Автор книги: Николай Никитин



сообщить о нарушении

Текущая страница: 1 (всего у книги 1 страниц)

Никитин Николай
Дед и внук

Николай Николаевич НИКИТИН

Дед и внук

Дед Хохряков, высокий, худой, в большом бараньем тулупе с огромным воротником, с большой торбой за плечами, шел по тракту не торопясь. Он опирался на клюку. Снег поскрипывал под валенками так звонко, что деду казалось, будто рядом с ним кто-то бренчит на балалайке. Под эту музыку приятно было обдумывать свою жизнь. Жил он всегда неплохо, и, если бы не война, грех желать лучшего. Но вот под старость снова надо хлопотать. Да... Мужики ушли на войну, нужно управляться в колхозе без них... Опять же своя есть забота, семейная. Из-за нее-то дед и напросился в город по общественным надобностям. Дело было в том, что весною внука его взяли на завод. Вначале Пахомка прислал письмо, и, как показалось деду, какое-то нехорошее, дед его не понял, и оно ему не понравилось. В ответном письме он выругал внука и уехал по наряду в лес на заготовки. Вернувшись в деревню, он отправил Пахомке еще одно письмо и на него опять не получил ответа.

Теперь дед беспокоился.

Шел он бодро, привычно отмахивая километр за километром, почти не останавливаясь. Тревожные мысли подталкивали его в спину. Шел он день, заночевал по пути в большом селе, шел часть ночи и так незаметно на вторые сутки дошагал до знакомого посада. Оттуда до города было уже рукой подать. Город лежал внизу, распластавшись, как блин на сковородке. На подъезде дорога была избита и посерела, точно камень. Тут вот дед и подсел на проезжавшие дровни. Поехал с оказией... Возчик-то оказался старым приятелем. День был морозный, с румяным дымом из труб, с инеем.

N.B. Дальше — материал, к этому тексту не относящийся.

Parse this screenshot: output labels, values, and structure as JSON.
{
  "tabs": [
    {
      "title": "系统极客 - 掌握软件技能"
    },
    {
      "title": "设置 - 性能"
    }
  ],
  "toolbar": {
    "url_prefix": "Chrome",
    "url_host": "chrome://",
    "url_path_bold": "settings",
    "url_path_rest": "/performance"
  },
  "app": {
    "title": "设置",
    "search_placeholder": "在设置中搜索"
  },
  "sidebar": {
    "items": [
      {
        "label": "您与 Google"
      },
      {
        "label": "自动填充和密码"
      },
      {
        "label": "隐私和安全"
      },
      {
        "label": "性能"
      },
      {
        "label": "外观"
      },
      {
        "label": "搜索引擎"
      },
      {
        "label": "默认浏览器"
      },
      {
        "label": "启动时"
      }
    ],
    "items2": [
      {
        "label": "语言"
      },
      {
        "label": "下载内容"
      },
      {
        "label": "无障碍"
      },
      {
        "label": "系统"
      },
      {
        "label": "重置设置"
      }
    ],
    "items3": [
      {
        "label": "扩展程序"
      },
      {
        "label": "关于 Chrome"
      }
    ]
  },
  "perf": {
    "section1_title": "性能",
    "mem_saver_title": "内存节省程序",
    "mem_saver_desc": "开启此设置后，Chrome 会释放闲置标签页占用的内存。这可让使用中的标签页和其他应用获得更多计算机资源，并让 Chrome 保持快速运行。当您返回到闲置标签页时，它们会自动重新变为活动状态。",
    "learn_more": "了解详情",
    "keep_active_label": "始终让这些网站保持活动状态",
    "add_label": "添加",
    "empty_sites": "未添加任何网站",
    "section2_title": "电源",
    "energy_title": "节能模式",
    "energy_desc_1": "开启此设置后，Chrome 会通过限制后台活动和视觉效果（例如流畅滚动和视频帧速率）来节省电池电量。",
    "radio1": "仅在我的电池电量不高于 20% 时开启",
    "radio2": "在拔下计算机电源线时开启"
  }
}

Возчик в брезентовом кожухе и огромной самодельной ушанке был одного возраста с дедом, и поэтому они понимали друг друга с полслова. Возчик не шел, а все время как-то подпрыгивал, будто козел, рядом с дровнями, чтобы согреться... Его бритое, вспухшее лицо стало лиловым от мороза. А бородатый дед сидел, не шевелясь, на каких-то ящиках, запахнув ноги тулупом, и даже не чувствовал холода.

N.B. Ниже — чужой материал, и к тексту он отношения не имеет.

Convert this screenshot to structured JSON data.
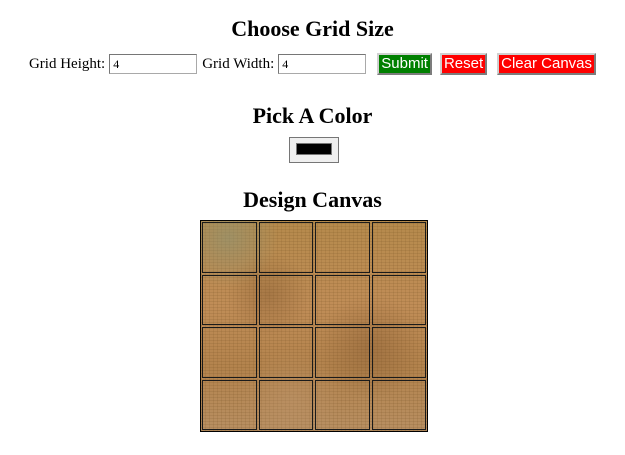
{
  "grid_size": {
    "heading": "Choose Grid Size",
    "height_label": "Grid Height:",
    "height_value": "4",
    "width_label": "Grid Width:",
    "width_value": "4",
    "submit_label": "Submit",
    "reset_label": "Reset",
    "clear_label": "Clear Canvas"
  },
  "color": {
    "heading": "Pick A Color",
    "selected_color": "#000000"
  },
  "canvas": {
    "heading": "Design Canvas",
    "rows": 4,
    "columns": 4
  },
  "colors": {
    "submit_button": "#008000",
    "reset_button": "#ff0000",
    "clear_button": "#ff0000"
  }
}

– Понимаешь... – объяснял он возчику. – Невелик еще мой Пахомка. Пятнадцать только в прошлом месяце минуло. А нравный такой, да... Головенка у него на плечах, это правда! Ну и баловства, поди, тоже есть. Тоже правда.

– Возраст, – говорил возчик.

– Ну да! Какая еще самостоятельность! – бубнил дед. – Подобных ребенков еще в кулаке держать следовает. А кому? – Дед морщился. Густые поседевшие брови его топорщились. – Сын мой Иван, отец его то есть, погиб на фронте. Геройской смертью. Командир сам писал! Сноха Дарья в санитарки ушла. Ничего, толковая. Ленинградская она. Бабки нет, до войны еще схоронил, царствие небесное. Прочие кто куды... – Дед охнул. – Ну и, значит, внучок-то оставшись у меня один на руках. Кто за ним наблюдет, кто жизни научит?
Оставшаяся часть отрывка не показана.